In film, too, this question of narrative address is central. In Mildred Pierce, Mildred narrates the story to the detective, but whose point of view is really shown? In Now, Voyager, the doctor clearly is the one who pronounces the sentence on the relationship. Charlotte's mother's point of view is hardly acknowledged. In a contemporary film such as Terms of Endearment, with its alternating and paralleled scenes, are we at last getting to see, in some sense, both sides of the story?

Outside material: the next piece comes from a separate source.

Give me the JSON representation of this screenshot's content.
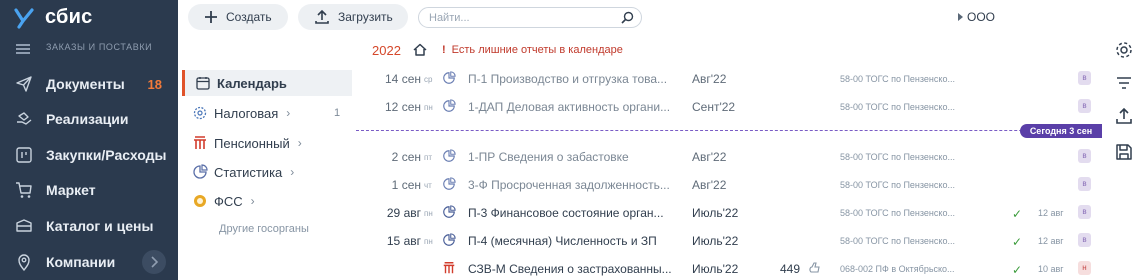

The differences between these two discursive movements should by now be apparent. The work of these women writers of color should point to the possibilities of feminist representations that construct a dialectic of mother and daughter within the context of a social and political world in which both of their lives have been circumscribed to a certain degree. It is this rootedness in a world, in a history, that allows for these more complex and empowering representations to emerge, a rootedness that is perhaps an imperative for minority writers in a way that it is not for white writers:
According to white female interpretations of motherhood . . . The "good" mother in a sexist society teaches her daughter to conform "to female stereotypes such as passivity, spirituality, or irrationality." These interpretations do not apply to the mother-daughter relationships in the Black women's novels we have examined. Because Black women have not stood
as fragile figurines on pedestals white feminists seek to dismantle, they have a decidedly different approach to rearing daughters. Quite the contrary, they socialize their daughters to be independent, strong and self-confident. . . . we want the truth of our mothers' lives, even if those truths are sometimes "cruel enough to stop the blood." . . . We dare today to search for sisterhood because our mothers, our "sister warrior(s)" taught us the beauty of struggle.[37]
But this does not imply that similar choices could not be made with equal vigor by white feminists eager to relinquish the power of being the repository of their mothers' lives for the much more complex—and mutually empowering—location of fellow-traveling chronicler.